Intervention de Anne Eydoux

Réunion du 16 janvier 2014 à 9h30
Mission d'évaluation et de contrôle des lois de financement de la sécurité sociale

Anne Eydoux, chercheuse au Centre d'études de l'emploi :

Je n'en ai pas et préfère donc ne pas commenter.

J'en viens aux trente-cinq heures. Il a fallu attendre 2005 pour disposer d'un bilan : mitigé sur les conditions de travail, il est plutôt favorable en termes de création d'emplois.

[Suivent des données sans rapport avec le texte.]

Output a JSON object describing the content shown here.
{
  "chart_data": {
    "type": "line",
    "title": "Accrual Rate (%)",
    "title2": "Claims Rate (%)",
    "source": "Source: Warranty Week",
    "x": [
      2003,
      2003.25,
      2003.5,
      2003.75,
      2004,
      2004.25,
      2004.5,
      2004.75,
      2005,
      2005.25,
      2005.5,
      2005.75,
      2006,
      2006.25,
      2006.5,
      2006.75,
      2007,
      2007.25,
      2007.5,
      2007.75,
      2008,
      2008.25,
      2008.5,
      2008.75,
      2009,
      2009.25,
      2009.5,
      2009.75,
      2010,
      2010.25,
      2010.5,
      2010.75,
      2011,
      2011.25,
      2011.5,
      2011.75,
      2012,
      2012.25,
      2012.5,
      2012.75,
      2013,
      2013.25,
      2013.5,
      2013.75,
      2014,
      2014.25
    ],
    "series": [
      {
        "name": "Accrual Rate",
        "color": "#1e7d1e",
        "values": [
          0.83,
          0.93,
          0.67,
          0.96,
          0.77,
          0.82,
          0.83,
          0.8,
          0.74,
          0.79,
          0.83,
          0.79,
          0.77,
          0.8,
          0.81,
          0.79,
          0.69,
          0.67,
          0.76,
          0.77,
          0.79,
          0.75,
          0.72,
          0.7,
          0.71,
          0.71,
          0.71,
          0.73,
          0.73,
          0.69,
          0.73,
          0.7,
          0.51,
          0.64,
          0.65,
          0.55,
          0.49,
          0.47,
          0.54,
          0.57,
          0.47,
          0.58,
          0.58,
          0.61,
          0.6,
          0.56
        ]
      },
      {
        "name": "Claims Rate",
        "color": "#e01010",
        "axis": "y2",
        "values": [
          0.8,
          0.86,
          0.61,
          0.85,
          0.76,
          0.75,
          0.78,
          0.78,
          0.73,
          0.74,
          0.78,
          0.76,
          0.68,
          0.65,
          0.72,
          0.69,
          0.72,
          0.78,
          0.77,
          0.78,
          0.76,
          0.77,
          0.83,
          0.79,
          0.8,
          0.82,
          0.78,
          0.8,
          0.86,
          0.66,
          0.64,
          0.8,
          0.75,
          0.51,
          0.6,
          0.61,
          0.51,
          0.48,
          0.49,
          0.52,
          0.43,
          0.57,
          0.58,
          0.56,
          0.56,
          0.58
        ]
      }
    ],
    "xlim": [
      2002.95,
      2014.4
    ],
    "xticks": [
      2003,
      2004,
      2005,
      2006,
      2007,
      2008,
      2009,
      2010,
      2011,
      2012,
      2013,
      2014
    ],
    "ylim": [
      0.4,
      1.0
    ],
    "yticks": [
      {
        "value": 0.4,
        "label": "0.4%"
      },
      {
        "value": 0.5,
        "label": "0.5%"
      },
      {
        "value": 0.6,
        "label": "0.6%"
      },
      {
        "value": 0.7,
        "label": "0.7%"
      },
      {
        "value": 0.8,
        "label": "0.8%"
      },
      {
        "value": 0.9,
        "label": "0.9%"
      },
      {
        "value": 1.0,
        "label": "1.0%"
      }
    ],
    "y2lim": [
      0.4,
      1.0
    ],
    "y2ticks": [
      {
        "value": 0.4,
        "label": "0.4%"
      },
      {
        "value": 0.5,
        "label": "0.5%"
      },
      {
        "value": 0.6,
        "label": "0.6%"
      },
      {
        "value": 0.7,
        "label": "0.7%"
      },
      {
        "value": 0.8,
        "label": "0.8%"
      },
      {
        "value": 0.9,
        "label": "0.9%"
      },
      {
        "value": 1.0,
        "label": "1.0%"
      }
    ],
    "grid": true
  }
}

La France a très bien résisté, notamment en matière d'emploi, au ralentissement des années 2000 qui n'a pas donné lieu à une récession, alors que ce fut le cas en Allemagne. Il est possible que les trente-cinq heures aient joué un rôle en la matière. Si l'Allemagne a si bien résisté à la crise de 2008, selon l'économiste du travail Steffen Lehndorff, ce n'est pas grâce aux « réformes Schröder », mais à ce qui restait du modèle allemand : la cogestion, la flexibilité interne qui a permis d'éviter le licenciement des salariés par le biais du chômage partiel. Or les trente-cinq heures sont aussi un dispositif de flexibilité interne : on agit sur le temps de travail pour préserver l'emploi.

L'histoire montre que le financement de la branche famille par la cotisation donne des marges de manoeuvre ; il a permis une socialisation de la reproduction sociale, mais aussi ce que Gøsta Esping-Andersen appelle une « démarchandisation du travail », c'est-à-dire le fait de soustraire les travailleurs à la concurrence sur le marché dans leurs moyens de survie. Avec une branche famille largement financée par la cotisation, nous avons un budget relativement autonome par rapport à celui de l'État, et peut-être, donc, à certains moments, protégé des coupes. Surtout, à partir des années 1950, ce financement par la cotisation a permis de dégager des excédents, sauf dans les périodes de crise, comme en 2008-2013, et lorsque des dépenses familiales nouvelles ont été engagées, comme avec la montée en charge de la prestation d'accueil du jeune enfant (PAJE) au début des années 2000. Cette série d'excédents a permis soit de financer d'autres besoins sociaux, maladie ou vieillesse, soit de financer de nouvelles dépenses familiales.

En outre, puisque les prestations familiales sont indexées sur les prix alors que les cotisations évoluent avec la masse salariale, le pouvoir d'achat des prestations familiales a baissé par rapport à l'évolution des salaires. Comment compenser aujourd'hui la baisse des cotisations sociales des employeurs ? Depuis les années 2000, la branche famille est déficitaire du fait de dépenses combinées à une hausse de la natalité. Certaines coupes dans les prestations n'ont pas suffi dans un contexte de crise et on peut penser qu'à législation constante les dépenses devraient croître.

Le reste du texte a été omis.